Research published by Bowlby and Robinson (Bowlby 1944a, b, Alsop-Shields and Mohay 2001) demonstrated that children needed their parents. Had it not been for World War II it is unlikely that nurses or the public would have taken notice of this research but it was instead exactly what they wanted to hear. The government was also keen to respond and published the Platt Report (Ministry of Health 1959) while at the same time the National Association for the Welfare of Children in Hospital (NAWCH) was formed to pressure hospitals to implement the Platt Report recommendations (Siddle 1991). The Platt Report recommended a move to what we would now call ‘family-centred care’. This has been defined by Shields (Shields et al. 2006) as:

… a way of caring for children and their families within health services which ensures that care is planned around the whole family, not just the individual child/person, and in which all the family members are recognized as care recipients (p. 1318).

This was a revolutionary change; children’s nursing was still an inflexible organisation and it resisted the move to family-centred care (Duncombe 1979). Nevertheless social pressure, voiced largely through NAWCH, was unrelenting and inexorable. Today we can see the fruits of these labours in every children’s ward in the land and in today’s government policy (DH 2003, 2004) and in English law (DH 1989). Parents do not only visit their CYP every day, they often stay all day and all night too. Parents and other members of the CYP’s family are not just ‘visitors’ but are active members of the care team and with whom children’s nurses work compassionately, cooperatively and intimately.

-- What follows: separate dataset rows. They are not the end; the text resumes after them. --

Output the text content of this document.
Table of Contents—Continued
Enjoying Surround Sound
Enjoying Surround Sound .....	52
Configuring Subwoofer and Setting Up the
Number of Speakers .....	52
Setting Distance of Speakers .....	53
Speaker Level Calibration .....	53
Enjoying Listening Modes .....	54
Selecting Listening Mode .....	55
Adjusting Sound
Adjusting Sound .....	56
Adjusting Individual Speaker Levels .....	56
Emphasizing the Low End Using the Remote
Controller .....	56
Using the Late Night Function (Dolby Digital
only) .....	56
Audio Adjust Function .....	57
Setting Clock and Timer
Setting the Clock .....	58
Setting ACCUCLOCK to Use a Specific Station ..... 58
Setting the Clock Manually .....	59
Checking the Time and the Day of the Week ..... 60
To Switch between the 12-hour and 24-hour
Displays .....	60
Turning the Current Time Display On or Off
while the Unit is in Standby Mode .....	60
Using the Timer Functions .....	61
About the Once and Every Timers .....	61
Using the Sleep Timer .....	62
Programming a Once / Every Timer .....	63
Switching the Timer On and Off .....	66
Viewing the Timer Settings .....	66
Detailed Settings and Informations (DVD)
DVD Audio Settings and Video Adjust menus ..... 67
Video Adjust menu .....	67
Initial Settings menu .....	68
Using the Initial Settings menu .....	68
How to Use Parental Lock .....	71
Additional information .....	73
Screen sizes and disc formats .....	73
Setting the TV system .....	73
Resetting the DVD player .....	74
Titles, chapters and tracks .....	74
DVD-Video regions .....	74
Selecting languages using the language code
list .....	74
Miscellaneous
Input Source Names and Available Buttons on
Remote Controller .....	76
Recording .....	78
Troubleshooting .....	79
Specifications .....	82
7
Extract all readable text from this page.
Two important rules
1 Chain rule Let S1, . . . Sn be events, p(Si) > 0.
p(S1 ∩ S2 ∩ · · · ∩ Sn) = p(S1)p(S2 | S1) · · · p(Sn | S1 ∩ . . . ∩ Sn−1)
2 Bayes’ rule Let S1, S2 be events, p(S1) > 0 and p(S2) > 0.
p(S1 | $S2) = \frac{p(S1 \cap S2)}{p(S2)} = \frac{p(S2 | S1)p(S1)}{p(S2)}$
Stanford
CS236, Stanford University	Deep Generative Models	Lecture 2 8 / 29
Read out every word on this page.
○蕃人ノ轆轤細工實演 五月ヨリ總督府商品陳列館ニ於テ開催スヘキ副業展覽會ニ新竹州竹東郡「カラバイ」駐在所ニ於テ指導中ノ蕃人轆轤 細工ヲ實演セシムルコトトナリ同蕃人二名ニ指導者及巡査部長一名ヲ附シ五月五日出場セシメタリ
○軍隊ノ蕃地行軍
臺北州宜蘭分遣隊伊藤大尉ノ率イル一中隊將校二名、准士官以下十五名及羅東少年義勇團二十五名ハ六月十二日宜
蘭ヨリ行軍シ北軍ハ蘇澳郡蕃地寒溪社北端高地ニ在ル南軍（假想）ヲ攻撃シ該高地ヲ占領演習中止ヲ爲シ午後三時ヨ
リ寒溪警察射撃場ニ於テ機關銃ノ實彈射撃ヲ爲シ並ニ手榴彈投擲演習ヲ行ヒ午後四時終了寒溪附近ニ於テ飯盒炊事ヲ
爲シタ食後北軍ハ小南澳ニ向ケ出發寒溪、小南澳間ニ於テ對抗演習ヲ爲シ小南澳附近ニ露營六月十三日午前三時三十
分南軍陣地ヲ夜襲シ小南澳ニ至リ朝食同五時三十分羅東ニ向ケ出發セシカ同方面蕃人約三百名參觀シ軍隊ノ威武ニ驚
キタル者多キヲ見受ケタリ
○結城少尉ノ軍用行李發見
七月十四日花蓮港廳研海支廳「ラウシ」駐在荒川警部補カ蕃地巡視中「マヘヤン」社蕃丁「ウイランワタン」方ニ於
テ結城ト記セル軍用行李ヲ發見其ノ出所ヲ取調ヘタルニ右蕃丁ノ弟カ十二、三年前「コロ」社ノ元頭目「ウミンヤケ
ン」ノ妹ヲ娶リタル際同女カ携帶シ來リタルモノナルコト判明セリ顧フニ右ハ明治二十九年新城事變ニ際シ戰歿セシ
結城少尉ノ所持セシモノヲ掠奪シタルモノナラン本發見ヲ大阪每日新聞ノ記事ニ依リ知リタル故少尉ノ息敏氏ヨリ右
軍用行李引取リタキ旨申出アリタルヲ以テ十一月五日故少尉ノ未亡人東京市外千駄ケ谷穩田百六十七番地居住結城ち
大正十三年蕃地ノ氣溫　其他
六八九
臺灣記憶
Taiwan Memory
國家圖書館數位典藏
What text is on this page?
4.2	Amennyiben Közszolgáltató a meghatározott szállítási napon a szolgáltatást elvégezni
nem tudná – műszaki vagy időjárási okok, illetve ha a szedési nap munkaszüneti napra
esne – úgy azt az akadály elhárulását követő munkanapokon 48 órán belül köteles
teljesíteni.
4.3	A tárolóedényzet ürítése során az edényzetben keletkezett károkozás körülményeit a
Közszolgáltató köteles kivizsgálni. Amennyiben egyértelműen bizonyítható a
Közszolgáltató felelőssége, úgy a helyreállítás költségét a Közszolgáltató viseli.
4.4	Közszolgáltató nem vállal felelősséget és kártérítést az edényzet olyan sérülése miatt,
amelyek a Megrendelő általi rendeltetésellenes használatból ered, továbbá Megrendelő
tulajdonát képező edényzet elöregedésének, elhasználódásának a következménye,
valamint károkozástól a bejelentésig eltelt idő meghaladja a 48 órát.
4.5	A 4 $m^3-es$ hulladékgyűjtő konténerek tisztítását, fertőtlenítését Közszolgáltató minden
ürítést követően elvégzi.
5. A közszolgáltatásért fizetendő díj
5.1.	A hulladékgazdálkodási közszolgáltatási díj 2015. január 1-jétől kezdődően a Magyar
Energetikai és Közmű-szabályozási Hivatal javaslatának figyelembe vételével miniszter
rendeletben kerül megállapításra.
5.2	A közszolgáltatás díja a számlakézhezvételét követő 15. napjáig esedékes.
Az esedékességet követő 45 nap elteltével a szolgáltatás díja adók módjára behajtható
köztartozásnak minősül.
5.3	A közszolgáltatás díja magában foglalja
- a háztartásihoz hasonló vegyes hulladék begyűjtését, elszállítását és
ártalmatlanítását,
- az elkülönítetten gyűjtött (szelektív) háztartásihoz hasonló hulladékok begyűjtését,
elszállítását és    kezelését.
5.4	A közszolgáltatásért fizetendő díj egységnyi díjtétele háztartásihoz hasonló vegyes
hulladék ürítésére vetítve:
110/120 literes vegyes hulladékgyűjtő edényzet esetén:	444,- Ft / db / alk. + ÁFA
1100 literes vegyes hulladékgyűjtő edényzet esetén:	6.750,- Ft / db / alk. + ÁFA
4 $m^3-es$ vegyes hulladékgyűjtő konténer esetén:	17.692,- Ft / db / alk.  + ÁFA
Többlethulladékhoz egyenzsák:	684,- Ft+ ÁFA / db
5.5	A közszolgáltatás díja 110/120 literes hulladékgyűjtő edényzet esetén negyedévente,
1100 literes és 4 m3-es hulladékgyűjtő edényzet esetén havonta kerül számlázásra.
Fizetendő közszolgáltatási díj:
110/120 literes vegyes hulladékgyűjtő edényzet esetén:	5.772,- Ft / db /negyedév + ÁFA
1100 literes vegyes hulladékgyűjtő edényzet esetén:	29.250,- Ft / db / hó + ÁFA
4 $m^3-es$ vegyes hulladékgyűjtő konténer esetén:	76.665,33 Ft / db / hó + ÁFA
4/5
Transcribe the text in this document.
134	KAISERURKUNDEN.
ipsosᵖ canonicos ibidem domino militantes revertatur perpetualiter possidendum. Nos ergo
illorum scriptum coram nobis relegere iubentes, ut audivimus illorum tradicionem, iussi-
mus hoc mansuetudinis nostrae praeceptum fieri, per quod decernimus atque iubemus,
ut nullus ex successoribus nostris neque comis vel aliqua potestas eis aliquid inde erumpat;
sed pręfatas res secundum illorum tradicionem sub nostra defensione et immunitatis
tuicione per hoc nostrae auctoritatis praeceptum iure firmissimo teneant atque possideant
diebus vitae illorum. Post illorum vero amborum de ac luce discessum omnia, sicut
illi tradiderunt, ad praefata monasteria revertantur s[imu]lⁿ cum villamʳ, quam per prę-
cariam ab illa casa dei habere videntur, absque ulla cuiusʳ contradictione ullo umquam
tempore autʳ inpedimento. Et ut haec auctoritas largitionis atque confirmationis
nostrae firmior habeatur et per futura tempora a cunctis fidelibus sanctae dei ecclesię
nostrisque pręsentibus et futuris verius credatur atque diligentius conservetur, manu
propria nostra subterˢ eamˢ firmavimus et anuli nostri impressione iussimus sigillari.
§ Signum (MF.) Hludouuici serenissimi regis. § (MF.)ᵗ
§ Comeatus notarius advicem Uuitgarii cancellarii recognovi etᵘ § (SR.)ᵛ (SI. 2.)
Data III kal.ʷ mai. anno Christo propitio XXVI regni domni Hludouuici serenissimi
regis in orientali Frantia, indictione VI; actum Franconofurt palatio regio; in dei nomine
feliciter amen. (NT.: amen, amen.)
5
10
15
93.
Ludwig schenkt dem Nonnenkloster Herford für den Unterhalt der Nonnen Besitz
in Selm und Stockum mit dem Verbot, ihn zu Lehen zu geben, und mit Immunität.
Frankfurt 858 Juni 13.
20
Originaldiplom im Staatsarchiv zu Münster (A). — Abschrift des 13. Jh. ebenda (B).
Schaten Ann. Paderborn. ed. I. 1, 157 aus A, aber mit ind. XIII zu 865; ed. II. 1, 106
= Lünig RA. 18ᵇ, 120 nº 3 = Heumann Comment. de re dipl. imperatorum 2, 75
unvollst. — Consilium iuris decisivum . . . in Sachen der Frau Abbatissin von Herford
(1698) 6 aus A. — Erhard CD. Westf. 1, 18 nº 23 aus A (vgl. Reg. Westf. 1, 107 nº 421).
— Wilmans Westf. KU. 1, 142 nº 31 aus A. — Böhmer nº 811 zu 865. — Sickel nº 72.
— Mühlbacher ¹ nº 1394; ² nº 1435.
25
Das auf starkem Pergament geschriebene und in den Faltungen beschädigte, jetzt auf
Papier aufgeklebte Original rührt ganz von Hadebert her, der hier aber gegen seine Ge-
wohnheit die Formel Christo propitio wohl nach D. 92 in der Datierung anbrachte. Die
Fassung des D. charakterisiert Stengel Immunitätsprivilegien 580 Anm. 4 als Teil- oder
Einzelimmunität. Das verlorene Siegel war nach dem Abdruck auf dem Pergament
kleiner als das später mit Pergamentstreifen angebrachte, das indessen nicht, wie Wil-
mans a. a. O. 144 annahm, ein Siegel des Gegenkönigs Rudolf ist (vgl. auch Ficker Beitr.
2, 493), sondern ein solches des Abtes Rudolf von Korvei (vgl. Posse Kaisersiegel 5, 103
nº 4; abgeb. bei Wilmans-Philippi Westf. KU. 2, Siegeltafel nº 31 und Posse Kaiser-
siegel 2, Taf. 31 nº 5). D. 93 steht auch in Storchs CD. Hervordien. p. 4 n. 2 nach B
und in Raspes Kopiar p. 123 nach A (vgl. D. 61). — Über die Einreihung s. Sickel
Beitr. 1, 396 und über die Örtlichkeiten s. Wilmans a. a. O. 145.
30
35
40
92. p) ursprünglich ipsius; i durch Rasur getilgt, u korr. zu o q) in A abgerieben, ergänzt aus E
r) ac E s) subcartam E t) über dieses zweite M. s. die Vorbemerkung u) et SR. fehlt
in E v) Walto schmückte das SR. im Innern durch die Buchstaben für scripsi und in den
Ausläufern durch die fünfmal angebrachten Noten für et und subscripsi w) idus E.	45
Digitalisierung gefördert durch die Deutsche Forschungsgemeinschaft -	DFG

Anne Casey’s model of children’s nursing (Casey 1988) illustrates this process well. Children’s nursing has come to be a ‘cooperation’ of nursing, parenthood and childhood. Three essential elements in a professional activity designed to comfort and treat sick and injured children and to promote child health. In this model there is a new awareness, there is a new awareness of children that each child is an individual with individual needs and each an essential and inseparable part of a family.